The trade machine used in the anime has seemingly been adapted into the game canon, with Professor Oak's laboratory in both Template:En and Pokémon Stadium 2 having this type of machine for trades. In the same way, when link cables were finally able to accept the data of two Pokémon being sent at once (rather than one at a time as in Generations I and II), the Pokémon are shown passing each other in the link space.
- Trading was one of the core design elements of the original Pokémon games. Satoshi Tajiri stated that if the games could not communicate with each other, his vision for the Pokémon games would be incomplete. (「別のソフトとの間で通信を行わないとポケモン図鑑が完成しない」)
- In Pokémon Red and Blue, there is a Scientist at the Pokémon Lab in Cinnabar Island that would trade a Raichu for an Electrode. If the player talked to him after the trade, he would mention that the Raichu evolved, which is not possible. This mistake, which was due to the original translation of the Japanese Blue's script, was corrected in Pokémon FireRed and LeafGreen.
- Likewise, if the player traded a Raichu under level 30, the player will receive a Electrode, yet underleveled.
- Every trade in the anime that involves a main character has resulted in at least one of the traded Pokémon later being released, except for the trade between Benny and Jessie.

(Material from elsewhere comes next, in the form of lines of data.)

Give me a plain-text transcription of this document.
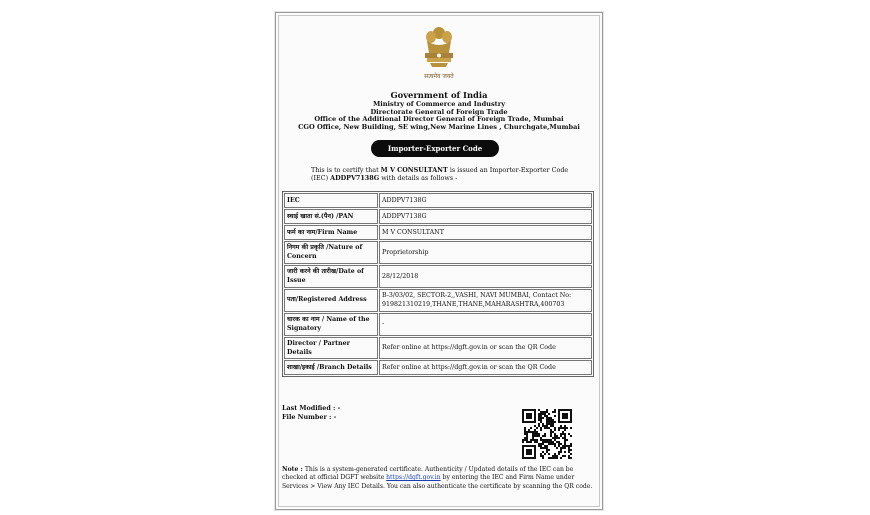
सत्यमेव जयते
Government of India
Ministry of Commerce and Industry
Directorate General of Foreign Trade
Office of the Additional Director General of Foreign Trade, Mumbai
CGO Office, New Building, SE wing,New Marine Lines , Churchgate,Mumbai
Importer-Exporter Code
This is to certify that M V CONSULTANT is issued an Importer-Exporter Code (IEC) ADDPV7138G with details as follows -
IEC	ADDPV7138G
स्थाई खाता सं.(पैन) /PAN	ADDPV7138G
फर्म का नाम/Firm Name	M V CONSULTANT
निगम की प्रकृति /Nature of Concern	Proprietorship
जारी करने की तारीख/Date of Issue	28/12/2018
पता/Registered Address	B-3/03/02, SECTOR-2,,VASHI, NAVI MUMBAI, Contact No: 919821310219,THANE,THANE,MAHARASHTRA,400703
धारक का नाम / Name of the Signatory	-
Director / Partner Details	Refer online at https://dgft.gov.in or scan the QR Code
शाखा/इकाई /Branch Details	Refer online at https://dgft.gov.in or scan the QR Code
Last Modified : -
File Number : -
Note : This is a system-generated certificate. Authenticity / Updated details of the IEC can be checked at official DGFT website https://dgft.gov.in by entering the IEC and Firm Name under Services > View Any IEC Details. You can also authenticate the certificate by scanning the QR code.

- Porygon is the only Pokémon to evolve twice via trading.
- In addition, Porygon2 is the only Pokémon to have evolved from trading that can evolve further.
- Clamperl is the only Pokémon that can evolve into one of two Pokémon where both evolutions are achieved by trading.
- It should be noted that a Pokémon traded to a Japanese version from an international version in the Generation III games does indeed preserve its name. The inconvenience is that the templates for the Pokémon weren't programmed with international trading in mind, so the foreigner Pokémon has its name rendered with only the first five characters of its name. This was corrected in Generation IV, where the Pokémon's name is adjusted and rendered accordingly.